Vampire’s Daughter – Chapter 6 WIP, part 3

Vampire's Daughter

Vampire’s Daughter

Towering around the cabin, coned pine trees crowd needle and branch against thin red oak. But close to the cabin, a tiny circle is clear of even scrub brush or wild blueberries. It is not as clean as the yards in the Southern portion of the country, where tired residents daily sweep the dirt in their yards to keep down the growth. Here, around this cabin, clots of grass grow near the porch.

Even with the bogs so close, it is quiet, but for the constant whine and buzz of flies and other insects. Flickering above, bats are silent, like small demons swooping through the feast.

A dozen yards in front of the cabin I see graves. Ten of them closed, one more lies open. The earth around the open grave is fresh. It has been recently dug, the dirt packed to one side and covered with a blue tarp. Someone means to use it soon.

Now I stop, every sense wide open and alert. Perhaps I assumed too quickly that the hunter has taken a wounded friend to the hospital. I stare hard into the trees and strain my ears for the slightest sound that would be out of place in the night.
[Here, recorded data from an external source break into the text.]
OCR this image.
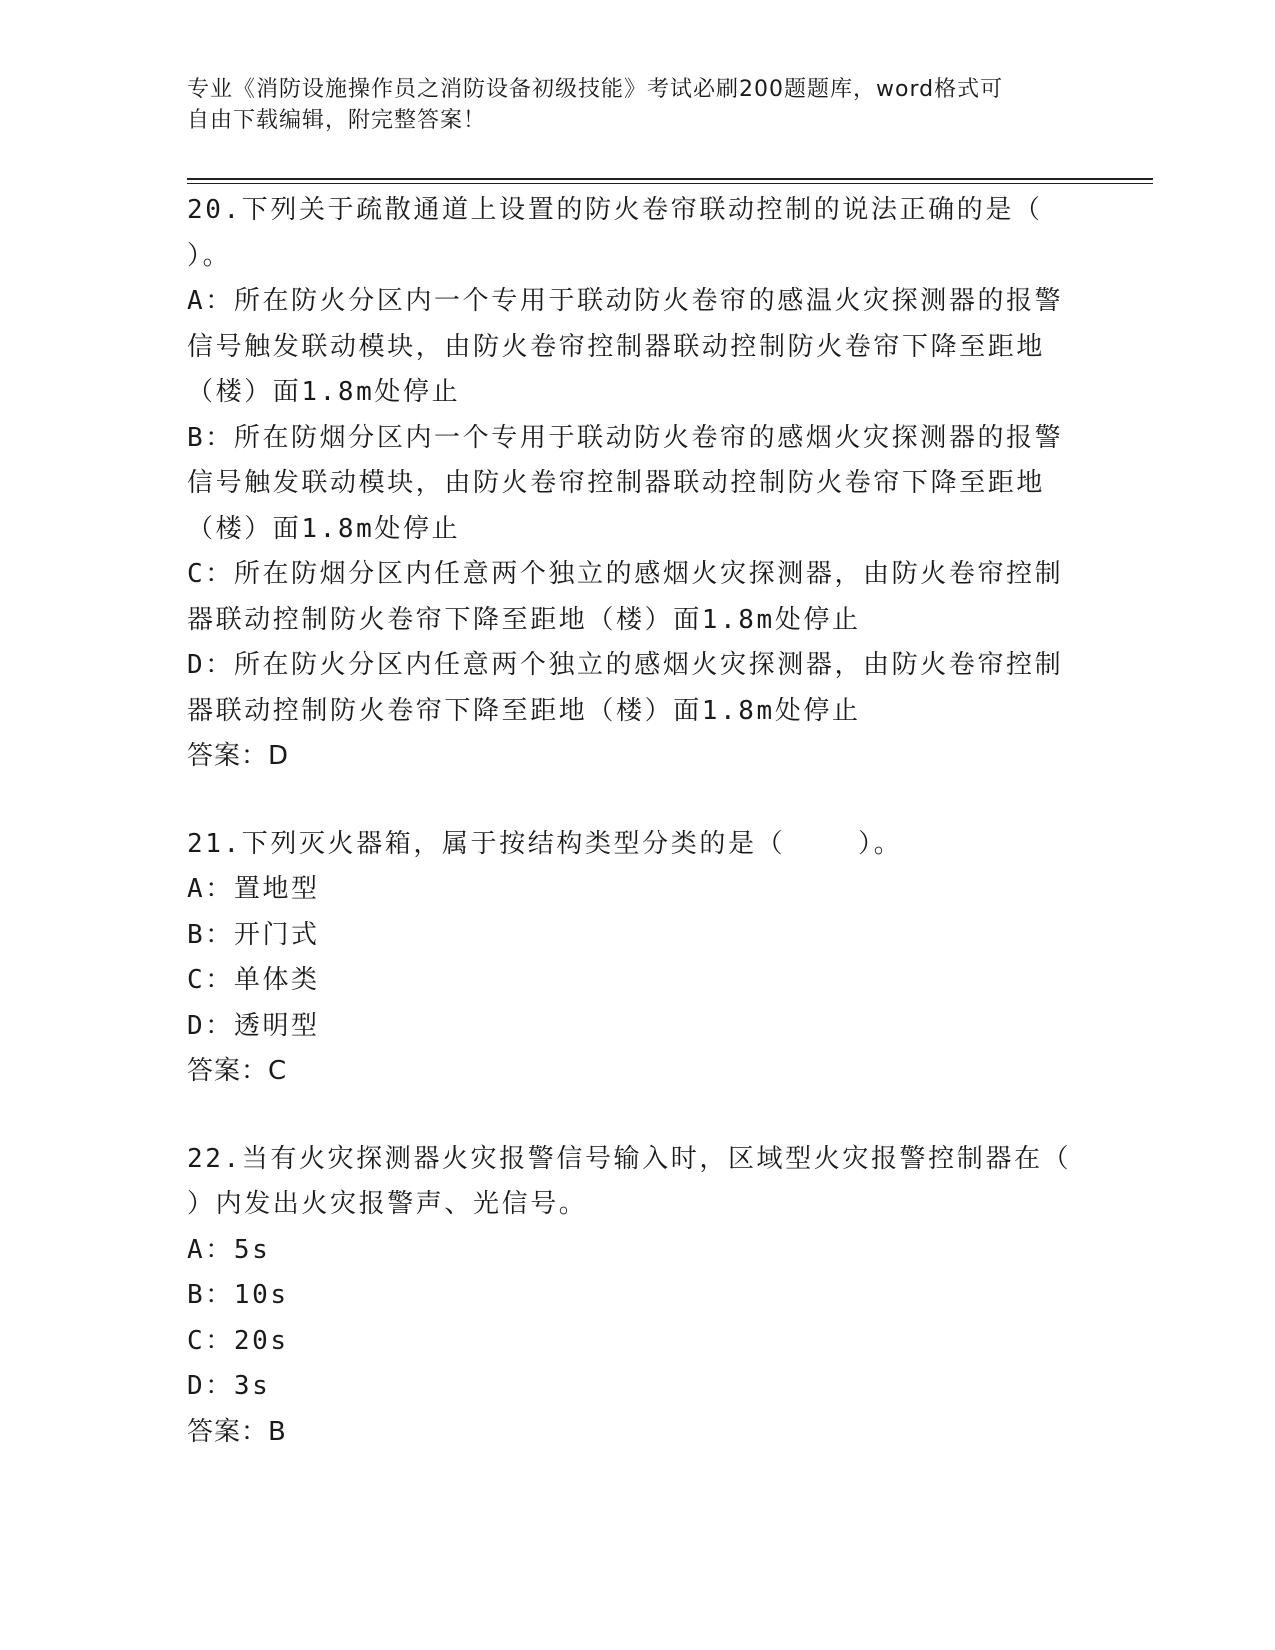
专业《消防设施操作员之消防设备初级技能》考试必刷200题题库，word格式可
自由下载编辑，附完整答案！
20.下列关于疏散通道上设置的防火卷帘联动控制的说法正确的是（
）。
A：所在防火分区内一个专用于联动防火卷帘的感温火灾探测器的报警
信号触发联动模块，由防火卷帘控制器联动控制防火卷帘下降至距地
（楼）面1.8m处停止
B：所在防烟分区内一个专用于联动防火卷帘的感烟火灾探测器的报警
信号触发联动模块，由防火卷帘控制器联动控制防火卷帘下降至距地
（楼）面1.8m处停止
C：所在防烟分区内任意两个独立的感烟火灾探测器，由防火卷帘控制
器联动控制防火卷帘下降至距地（楼）面1.8m处停止
D：所在防火分区内任意两个独立的感烟火灾探测器，由防火卷帘控制
器联动控制防火卷帘下降至距地（楼）面1.8m处停止
答案：D
21.下列灭火器箱，属于按结构类型分类的是（    ）。
A：置地型
B：开门式
C：单体类
D：透明型
答案：C
22.当有火灾探测器火灾报警信号输入时，区域型火灾报警控制器在（
）内发出火灾报警声、光信号。
A：5s
B：10s
C：20s
D：3s
答案：B
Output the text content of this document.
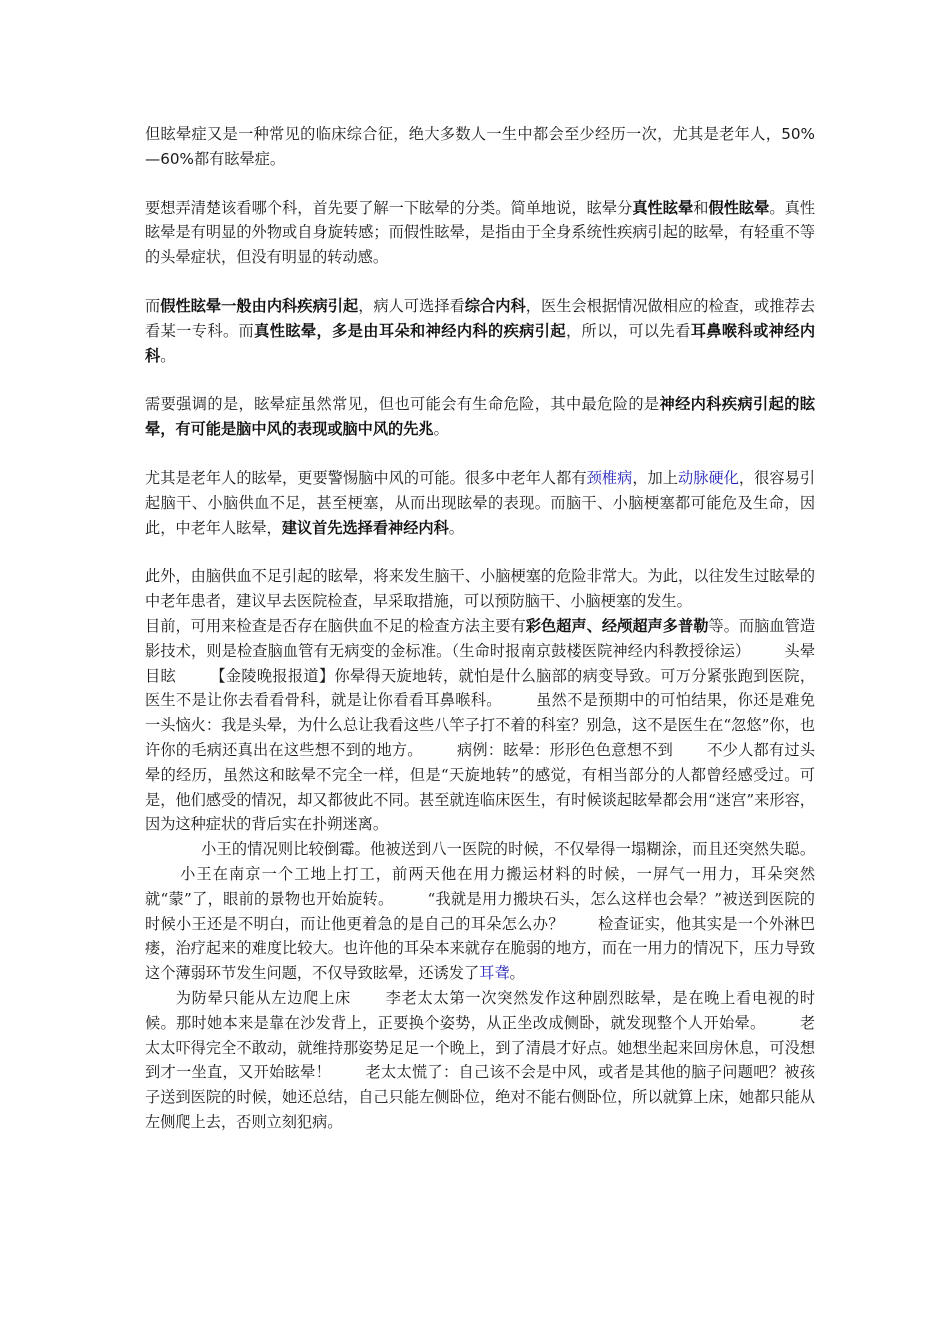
但眩晕症又是一种常见的临床综合征，绝大多数人一生中都会至少经历一次，尤其是老年人，50%—60%都有眩晕症。

要想弄清楚该看哪个科，首先要了解一下眩晕的分类。简单地说，眩晕分真性眩晕和假性眩晕。真性眩晕是有明显的外物或自身旋转感；而假性眩晕，是指由于全身系统性疾病引起的眩晕，有轻重不等的头晕症状，但没有明显的转动感。

而假性眩晕一般由内科疾病引起，病人可选择看综合内科，医生会根据情况做相应的检查，或推荐去看某一专科。而真性眩晕，多是由耳朵和神经内科的疾病引起，所以，可以先看耳鼻喉科或神经内科。

需要强调的是，眩晕症虽然常见，但也可能会有生命危险，其中最危险的是神经内科疾病引起的眩晕，有可能是脑中风的表现或脑中风的先兆。

尤其是老年人的眩晕，更要警惕脑中风的可能。很多中老年人都有颈椎病，加上动脉硬化，很容易引起脑干、小脑供血不足，甚至梗塞，从而出现眩晕的表现。而脑干、小脑梗塞都可能危及生命，因此，中老年人眩晕，建议首先选择看神经内科。

此外，由脑供血不足引起的眩晕，将来发生脑干、小脑梗塞的危险非常大。为此，以往发生过眩晕的中老年患者，建议早去医院检查，早采取措施，可以预防脑干、小脑梗塞的发生。

目前，可用来检查是否存在脑供血不足的检查方法主要有彩色超声、经颅超声多普勒等。而脑血管造影技术，则是检查脑血管有无病变的金标准。（生命时报南京鼓楼医院神经内科教授徐运） 头晕目眩 【金陵晚报报道】你晕得天旋地转，就怕是什么脑部的病变导致。可万分紧张跑到医院，医生不是让你去看看骨科，就是让你看看耳鼻喉科。 虽然不是预期中的可怕结果，你还是难免一头恼火：我是头晕，为什么总让我看这些八竿子打不着的科室？别急，这不是医生在“忽悠”你，也许你的毛病还真出在这些想不到的地方。 病例：眩晕：形形色色意想不到 不少人都有过头晕的经历，虽然这和眩晕不完全一样，但是“天旋地转”的感觉，有相当部分的人都曾经感受过。可是，他们感受的情况，却又都彼此不同。甚至就连临床医生，有时候谈起眩晕都会用“迷宫”来形容，因为这种症状的背后实在扑朔迷离。

小王的情况则比较倒霉。他被送到八一医院的时候，不仅晕得一塌糊涂，而且还突然失聪。小王在南京一个工地上打工，前两天他在用力搬运材料的时候，一屏气一用力，耳朵突然就“蒙”了，眼前的景物也开始旋转。 “我就是用力搬块石头，怎么这样也会晕？”被送到医院的时候小王还是不明白，而让他更着急的是自己的耳朵怎么办？ 检查证实，他其实是一个外淋巴瘘，治疗起来的难度比较大。也许他的耳朵本来就存在脆弱的地方，而在一用力的情况下，压力导致这个薄弱环节发生问题，不仅导致眩晕，还诱发了耳聋。

为防晕只能从左边爬上床 李老太太第一次突然发作这种剧烈眩晕，是在晚上看电视的时候。那时她本来是靠在沙发背上，正要换个姿势，从正坐改成侧卧，就发现整个人开始晕。 老太太吓得完全不敢动，就维持那姿势足足一个晚上，到了清晨才好点。她想坐起来回房休息，可没想到才一坐直，又开始眩晕！ 老太太慌了：自己该不会是中风，或者是其他的脑子问题吧？被孩子送到医院的时候，她还总结，自己只能左侧卧位，绝对不能右侧卧位，所以就算上床，她都只能从左侧爬上去，否则立刻犯病。
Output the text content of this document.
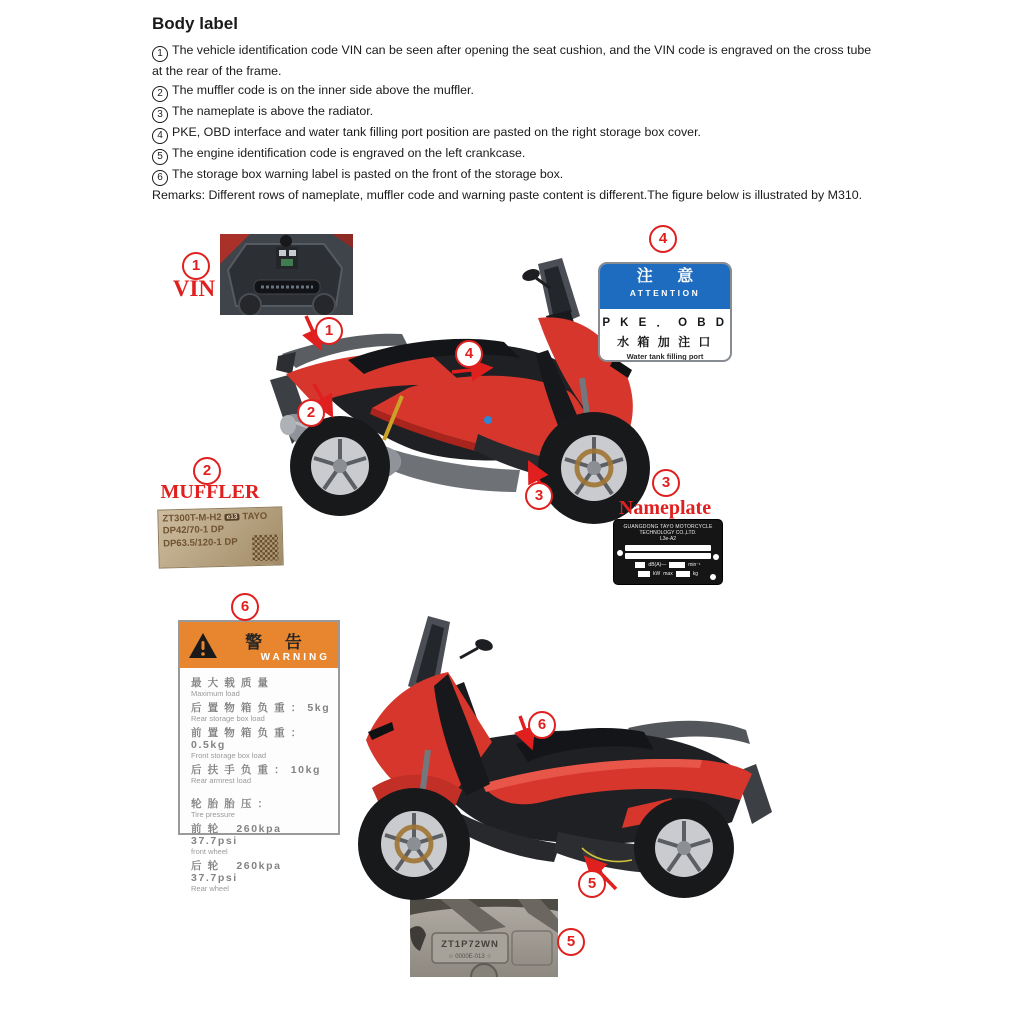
Body label

1 The vehicle identification code VIN can be seen after opening the seat cushion, and the VIN code is engraved on the cross tube at the rear of the frame.

2 The muffler code is on the inner side above the muffler.

3 The nameplate is above the radiator.

4 PKE, OBD interface and water tank filling port position are pasted on the right storage box cover.

5 The engine identification code is engraved on the left crankcase.

6 The storage box warning label is pasted on the front of the storage box.

Remarks: Different rows of nameplate, muffler code and warning paste content is different.The figure below is illustrated by M310.

1
VIN
1
2
4
3
4
注 意
ATTENTION
P K E ． O B D
水 箱 加 注 口
Water tank filling port
2
MUFFLER
ZT300T-M-H2 e13 TAYO
DP42/70-1 DP
DP63.5/120-1 DP
3
Nameplate
GUANGDONG TAYO MOTORCYCLE
TECHNOLOGY CO.,LTD.
L3e-A2
dB(A)—	min⁻¹
kW max	kg
6
警 告
WARNING
最 大 载 质 量
Maximum load
后 置 物 箱 负 重 ： 5kg
Rear storage box load
前 置 物 箱 负 重 ： 0.5kg
Front storage box load
后 扶 手 负 重 ： 10kg
Rear armrest load
轮 胎 胎 压 ：
Tire pressure
前 轮　 260kpa　 37.7psi
front wheel
后 轮　 260kpa　 37.7psi
Rear wheel
6
5
ZT1P72WN
☆ 0000E-013 ☆
5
buzz. whir. screech. snap.

Normal enough, and the shapes moving in the darkness are all night creatures. A mouse tittering to itself as it chews something tiny in its paws. A fox slinking near the rodent. An owl twisting on a limb high above.

I hold in silence for a moment more, then continue.

The blood trail I follow skirts the open grave, though there is a small pool near what could be the foot of the pit. I remember the perfume and consider the movements of the two. If she was dead, it’s possible that he paused here and considered dumping her body into the open grave.

But then, why carry her? Why not simply drag the body? Indeed, he has a vehicle. He could have driven the woman to wherever he needed. Have they left together?

Something is wrong here. The scent of blood from the cabin. Ten graves, the eleventh open. And the pool of blood by the grave, not near the Jeep track. If he loaded her into a vehicle, the blood should be closer to those ruts, not here on the raw earth.

The scent of fresh blood hangs heavy outside the cabin: It calls me.

A rough-hewn pine door is bolted to the cabin’s door frame. It padlocked from the outside, a hunter’s caution against thieves. I know where I am in this forest. Vandals and looters would be rare this far out of the city. No matter, and with the hunter gone, no need for silence. The lock twists easily against the hasp as I pull it from the wooden frame. My hands are much tougher than they used to be. The lock gouges my flesh, but my skin heals as quickly as it is ripped.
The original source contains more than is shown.